Lütfi Akad "Işıkla Karanlık Arasında" kitabında 1962 yapımı Üç Tekerlekli Bisiklet filminin çekimlerinden şöyle bahseder: "Bir sabah iş yerine gittiğimde, çekim alanı çalışanlarının öyle avare oturduklarını görüyorum "Ne oluyor böyle?" diyorum. "İş paydos dediler abi," diyorlar. Yukarıya, Nusret İkbal’in yanına çıkıyorum, "Hayrola Nusret bey?" diyorum, ellerini ovuşturarak omuzlarını kaldırıyor, "Ayhan Işık," diyor, "bize on beş gün vermişti, günü bitince gitti. Sana söylemedim galiba, unutmuş olacağım." Donup kalıyorum. "Hayır söylemediniz, bilseydim ona göre davranırdım." Kısa bir süre sessiz kalıyoruz, sonra "şimdi ne olacak?" diyorum. "Bekleyeceğiz ister istemez. Şimdi işler eskisi gibi değil, baş oyuncular artık gün veriyorlar." ... Aslında Ayhan Işık, bu işe girdiği ilk günden beri kusursuz, titiz bir çalışma tutturmuştu.

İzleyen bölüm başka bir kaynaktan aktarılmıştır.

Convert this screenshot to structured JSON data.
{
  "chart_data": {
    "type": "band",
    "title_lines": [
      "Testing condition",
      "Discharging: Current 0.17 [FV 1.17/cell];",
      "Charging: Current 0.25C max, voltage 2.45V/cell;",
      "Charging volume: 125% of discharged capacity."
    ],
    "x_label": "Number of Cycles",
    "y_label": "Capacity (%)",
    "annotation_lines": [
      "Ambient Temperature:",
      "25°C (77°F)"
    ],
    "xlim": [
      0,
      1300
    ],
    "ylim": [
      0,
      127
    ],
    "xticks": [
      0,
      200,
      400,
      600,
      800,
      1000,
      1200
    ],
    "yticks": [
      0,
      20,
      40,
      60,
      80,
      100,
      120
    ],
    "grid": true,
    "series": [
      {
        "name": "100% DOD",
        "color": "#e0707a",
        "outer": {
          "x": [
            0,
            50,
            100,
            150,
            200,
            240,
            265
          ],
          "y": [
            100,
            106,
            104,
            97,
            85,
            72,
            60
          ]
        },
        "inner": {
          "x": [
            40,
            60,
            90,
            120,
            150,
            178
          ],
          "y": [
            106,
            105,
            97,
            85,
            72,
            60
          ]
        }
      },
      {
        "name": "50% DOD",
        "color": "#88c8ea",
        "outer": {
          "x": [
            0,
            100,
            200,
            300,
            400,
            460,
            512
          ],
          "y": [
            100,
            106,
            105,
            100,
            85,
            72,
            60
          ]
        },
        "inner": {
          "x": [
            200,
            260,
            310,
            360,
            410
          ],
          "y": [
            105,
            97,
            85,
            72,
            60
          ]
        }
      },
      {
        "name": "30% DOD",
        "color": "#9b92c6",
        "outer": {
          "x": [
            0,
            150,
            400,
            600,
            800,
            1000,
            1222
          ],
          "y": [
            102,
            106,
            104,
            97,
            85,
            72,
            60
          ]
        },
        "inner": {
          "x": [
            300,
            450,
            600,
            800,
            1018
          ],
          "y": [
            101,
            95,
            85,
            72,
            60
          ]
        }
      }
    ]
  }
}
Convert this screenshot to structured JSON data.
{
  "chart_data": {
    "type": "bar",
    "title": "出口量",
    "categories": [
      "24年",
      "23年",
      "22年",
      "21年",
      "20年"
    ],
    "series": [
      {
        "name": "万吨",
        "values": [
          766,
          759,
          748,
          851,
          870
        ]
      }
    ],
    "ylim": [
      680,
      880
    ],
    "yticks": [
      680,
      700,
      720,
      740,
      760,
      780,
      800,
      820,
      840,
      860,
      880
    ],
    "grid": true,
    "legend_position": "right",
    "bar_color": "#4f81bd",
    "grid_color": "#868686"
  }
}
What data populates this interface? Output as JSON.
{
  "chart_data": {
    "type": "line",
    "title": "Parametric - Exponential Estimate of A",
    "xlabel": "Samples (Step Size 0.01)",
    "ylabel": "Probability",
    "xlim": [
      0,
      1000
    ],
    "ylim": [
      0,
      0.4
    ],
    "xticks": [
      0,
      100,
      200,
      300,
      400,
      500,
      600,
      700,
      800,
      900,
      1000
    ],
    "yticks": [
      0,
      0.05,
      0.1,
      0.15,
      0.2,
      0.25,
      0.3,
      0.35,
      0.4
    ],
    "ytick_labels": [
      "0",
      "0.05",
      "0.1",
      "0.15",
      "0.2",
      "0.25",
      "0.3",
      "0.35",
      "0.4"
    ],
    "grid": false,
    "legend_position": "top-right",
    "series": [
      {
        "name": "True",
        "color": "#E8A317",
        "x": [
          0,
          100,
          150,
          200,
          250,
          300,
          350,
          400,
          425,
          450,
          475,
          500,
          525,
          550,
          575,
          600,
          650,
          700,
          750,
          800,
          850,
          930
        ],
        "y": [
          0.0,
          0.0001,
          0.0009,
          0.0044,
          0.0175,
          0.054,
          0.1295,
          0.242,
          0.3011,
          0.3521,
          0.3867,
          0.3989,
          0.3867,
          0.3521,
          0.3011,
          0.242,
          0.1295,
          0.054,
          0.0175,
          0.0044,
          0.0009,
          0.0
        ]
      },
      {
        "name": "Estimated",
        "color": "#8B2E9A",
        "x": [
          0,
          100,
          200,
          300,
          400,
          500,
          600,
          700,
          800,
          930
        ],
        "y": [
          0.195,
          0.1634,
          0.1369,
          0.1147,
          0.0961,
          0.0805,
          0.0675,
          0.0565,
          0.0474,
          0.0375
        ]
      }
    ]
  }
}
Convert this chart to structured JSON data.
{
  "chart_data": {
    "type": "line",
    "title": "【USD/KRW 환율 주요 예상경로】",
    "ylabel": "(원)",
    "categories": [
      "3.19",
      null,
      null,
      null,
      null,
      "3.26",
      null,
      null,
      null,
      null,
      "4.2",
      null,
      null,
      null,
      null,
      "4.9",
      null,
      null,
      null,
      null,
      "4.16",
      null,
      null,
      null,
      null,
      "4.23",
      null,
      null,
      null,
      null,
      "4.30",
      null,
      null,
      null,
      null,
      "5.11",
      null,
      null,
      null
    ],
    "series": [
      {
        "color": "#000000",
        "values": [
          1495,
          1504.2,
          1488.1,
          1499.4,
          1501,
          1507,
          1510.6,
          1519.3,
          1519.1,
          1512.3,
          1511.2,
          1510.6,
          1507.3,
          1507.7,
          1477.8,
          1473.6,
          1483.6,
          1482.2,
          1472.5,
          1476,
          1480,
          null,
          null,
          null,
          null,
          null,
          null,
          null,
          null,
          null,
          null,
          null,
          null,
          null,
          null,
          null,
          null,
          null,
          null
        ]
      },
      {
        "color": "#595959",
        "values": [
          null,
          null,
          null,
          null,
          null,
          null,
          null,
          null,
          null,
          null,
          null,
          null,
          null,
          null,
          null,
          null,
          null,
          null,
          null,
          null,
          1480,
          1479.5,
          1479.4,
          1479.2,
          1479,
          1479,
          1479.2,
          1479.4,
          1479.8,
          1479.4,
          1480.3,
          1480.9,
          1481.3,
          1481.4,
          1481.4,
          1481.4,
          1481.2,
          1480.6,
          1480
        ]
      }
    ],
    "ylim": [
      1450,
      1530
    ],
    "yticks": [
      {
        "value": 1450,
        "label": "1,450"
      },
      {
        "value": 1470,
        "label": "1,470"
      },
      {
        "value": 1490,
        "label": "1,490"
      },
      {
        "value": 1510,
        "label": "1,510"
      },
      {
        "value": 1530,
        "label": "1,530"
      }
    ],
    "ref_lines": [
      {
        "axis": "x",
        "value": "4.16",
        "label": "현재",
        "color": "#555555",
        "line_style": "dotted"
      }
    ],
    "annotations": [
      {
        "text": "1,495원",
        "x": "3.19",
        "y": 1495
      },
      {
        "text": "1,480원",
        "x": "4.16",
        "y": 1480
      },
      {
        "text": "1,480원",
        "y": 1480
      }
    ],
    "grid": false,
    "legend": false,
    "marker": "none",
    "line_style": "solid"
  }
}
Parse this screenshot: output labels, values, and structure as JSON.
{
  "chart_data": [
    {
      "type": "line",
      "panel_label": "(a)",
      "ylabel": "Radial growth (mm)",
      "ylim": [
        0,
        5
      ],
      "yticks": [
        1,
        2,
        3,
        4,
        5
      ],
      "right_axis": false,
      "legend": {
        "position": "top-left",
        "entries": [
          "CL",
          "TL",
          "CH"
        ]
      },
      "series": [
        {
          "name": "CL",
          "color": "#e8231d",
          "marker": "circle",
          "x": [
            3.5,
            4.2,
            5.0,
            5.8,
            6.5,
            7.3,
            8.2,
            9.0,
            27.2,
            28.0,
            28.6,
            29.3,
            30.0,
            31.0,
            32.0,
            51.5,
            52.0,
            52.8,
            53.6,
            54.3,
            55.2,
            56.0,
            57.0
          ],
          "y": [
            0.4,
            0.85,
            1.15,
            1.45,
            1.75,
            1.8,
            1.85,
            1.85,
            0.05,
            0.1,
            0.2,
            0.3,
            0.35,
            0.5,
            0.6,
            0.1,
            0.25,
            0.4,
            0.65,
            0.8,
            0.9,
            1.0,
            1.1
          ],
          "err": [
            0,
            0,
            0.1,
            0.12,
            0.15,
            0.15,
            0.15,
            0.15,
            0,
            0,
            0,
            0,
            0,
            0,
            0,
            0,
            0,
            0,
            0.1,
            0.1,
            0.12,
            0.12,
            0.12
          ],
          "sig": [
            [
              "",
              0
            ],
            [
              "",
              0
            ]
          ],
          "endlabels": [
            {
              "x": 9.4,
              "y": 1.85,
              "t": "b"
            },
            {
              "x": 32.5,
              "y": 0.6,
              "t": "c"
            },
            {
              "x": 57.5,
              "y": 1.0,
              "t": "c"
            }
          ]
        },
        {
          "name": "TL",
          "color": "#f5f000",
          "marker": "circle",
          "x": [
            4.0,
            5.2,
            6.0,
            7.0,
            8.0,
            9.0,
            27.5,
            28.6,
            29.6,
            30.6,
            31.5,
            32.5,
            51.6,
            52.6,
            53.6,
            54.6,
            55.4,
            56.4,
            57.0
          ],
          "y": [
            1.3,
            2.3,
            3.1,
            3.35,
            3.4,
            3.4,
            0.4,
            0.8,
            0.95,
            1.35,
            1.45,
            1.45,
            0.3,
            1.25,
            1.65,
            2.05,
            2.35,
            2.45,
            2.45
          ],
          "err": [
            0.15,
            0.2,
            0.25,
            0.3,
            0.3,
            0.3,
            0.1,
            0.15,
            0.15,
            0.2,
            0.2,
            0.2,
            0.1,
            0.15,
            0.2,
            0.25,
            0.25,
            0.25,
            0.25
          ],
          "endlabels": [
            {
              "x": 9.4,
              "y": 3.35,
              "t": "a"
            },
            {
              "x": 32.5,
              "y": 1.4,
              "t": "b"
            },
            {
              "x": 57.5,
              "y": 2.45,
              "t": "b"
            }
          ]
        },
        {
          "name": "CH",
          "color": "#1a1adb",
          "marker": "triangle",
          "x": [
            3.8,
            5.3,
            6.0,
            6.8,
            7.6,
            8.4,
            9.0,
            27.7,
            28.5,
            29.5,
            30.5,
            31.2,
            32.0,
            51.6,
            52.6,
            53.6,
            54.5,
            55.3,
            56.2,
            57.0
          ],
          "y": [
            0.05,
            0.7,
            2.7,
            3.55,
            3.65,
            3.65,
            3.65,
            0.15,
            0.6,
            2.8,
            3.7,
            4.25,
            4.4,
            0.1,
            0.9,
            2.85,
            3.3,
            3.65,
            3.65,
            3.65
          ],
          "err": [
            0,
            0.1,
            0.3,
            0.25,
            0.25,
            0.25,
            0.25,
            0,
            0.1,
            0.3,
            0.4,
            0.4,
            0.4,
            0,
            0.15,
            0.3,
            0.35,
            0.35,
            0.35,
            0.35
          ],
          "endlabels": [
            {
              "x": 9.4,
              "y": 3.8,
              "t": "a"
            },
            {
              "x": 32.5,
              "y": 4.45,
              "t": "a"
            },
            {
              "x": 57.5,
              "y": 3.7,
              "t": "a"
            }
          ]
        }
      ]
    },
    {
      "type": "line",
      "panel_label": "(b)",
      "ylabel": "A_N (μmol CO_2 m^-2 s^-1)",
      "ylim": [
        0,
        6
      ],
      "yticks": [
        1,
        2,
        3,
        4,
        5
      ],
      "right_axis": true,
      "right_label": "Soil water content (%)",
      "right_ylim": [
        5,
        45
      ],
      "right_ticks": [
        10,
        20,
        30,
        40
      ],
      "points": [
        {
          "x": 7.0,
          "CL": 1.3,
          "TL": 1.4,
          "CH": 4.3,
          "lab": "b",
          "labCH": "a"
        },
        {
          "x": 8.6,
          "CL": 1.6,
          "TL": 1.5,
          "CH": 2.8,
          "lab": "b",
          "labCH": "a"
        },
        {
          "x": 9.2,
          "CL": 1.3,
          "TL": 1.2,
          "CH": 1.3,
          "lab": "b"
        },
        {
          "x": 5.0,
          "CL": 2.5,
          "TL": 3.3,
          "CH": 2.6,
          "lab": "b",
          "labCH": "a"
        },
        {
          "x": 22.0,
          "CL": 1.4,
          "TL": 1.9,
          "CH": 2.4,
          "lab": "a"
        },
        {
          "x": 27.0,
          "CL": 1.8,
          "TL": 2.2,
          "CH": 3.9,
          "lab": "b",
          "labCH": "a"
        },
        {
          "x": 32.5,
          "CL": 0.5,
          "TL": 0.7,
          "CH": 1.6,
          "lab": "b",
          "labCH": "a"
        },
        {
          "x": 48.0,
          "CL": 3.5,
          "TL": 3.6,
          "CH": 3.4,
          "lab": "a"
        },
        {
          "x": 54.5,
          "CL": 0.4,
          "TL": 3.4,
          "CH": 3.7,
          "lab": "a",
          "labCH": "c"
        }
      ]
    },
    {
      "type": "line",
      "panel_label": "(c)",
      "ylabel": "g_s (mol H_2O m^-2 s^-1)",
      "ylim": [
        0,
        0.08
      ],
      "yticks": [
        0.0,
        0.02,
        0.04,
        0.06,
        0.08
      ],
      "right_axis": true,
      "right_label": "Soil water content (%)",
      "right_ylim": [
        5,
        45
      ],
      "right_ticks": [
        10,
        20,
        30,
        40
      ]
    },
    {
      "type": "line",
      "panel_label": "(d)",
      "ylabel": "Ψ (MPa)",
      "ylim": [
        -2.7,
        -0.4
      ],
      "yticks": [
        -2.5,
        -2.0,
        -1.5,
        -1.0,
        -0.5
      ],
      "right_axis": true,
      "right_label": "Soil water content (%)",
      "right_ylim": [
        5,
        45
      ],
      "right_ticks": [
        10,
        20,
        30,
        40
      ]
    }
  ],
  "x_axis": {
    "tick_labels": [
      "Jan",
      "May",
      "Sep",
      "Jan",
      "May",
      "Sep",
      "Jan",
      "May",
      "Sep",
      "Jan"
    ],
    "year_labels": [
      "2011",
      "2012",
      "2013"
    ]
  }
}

Birlikte çalıştığımız dokuz filmde bir tek gün aksaklık çıkardığını anımsamıyorum. Olaya onun açısından bakınca, akıp giden zamanı çıkarına en uygun biçimde parsellemesini anlayabiliyorum, ama bir filmi bitmesine ramak kala bırakacak bir kesinliği kabullenemiyorum."
Ressamlığı
Ayhan Işık "Güzel Sanatlar Akademisi"nin grafik bölümünde resim eğitimi almıştı. Akademide Semih Balcıoğlu ile sınıf arkadaşı olduğunu da bir röportajında belirten belirten Işık.[3] henüz sinemaya geçmeden önce dönemin bazı çocuk dergileri ve Türkiye Yayınevi'nin çıkarttığı çeşitli yayınlar için çizdiği karikatürler ve çizgi romanlarla profesyonel olmuştu. ABD'ye yerleşip orada otomobil tasarımları çizmeyi de düşleyen Ayhan Işık'ın 1950'lerden itibaren resimlediği ve yazdığı bir takım aşk romanları Yeni İstanbul Gazetesi'nde çizgi roman tefrikaları halinde günlerce yayımlandı. Bu resimli romanlardan biri de 1966 yılında aynı gazete tarafından derlenip albüm haline getirilerek yayımlandı. "Aşka İnanmıyorum" adlı bu çizgi roman albümünün kapağında Ayhan Işık'ın bir fotoğrafı yer almaktadır. Bu fotoğrafın aşk romanının konusuyla bir ilgisi yoktu, ama yayınevinin artık ünlü bir sinema oyuncusu olan Ayhan Işık'ın ününden yararlanmak amacıyla bu fotoğrafı kullandığı açıktır.[4][5]
Ölümü
13 Haziran 1979 sabaha karşı Selimpaşa, Kıyıkent'teki yazlık evinde şiddetli baş ağrısı ve kusma ile uyanır. Yatırıldığı klinikte anevrizma rüptürü sonucu beyin kanaması tanısı koyulan Işık kurtarılamaz ve üç günlük koma sürecinin sonunda 16 Haziran 1979'da yaşama veda eder. Mezarı Zincirlikuyu Mezarlığı'ndadır.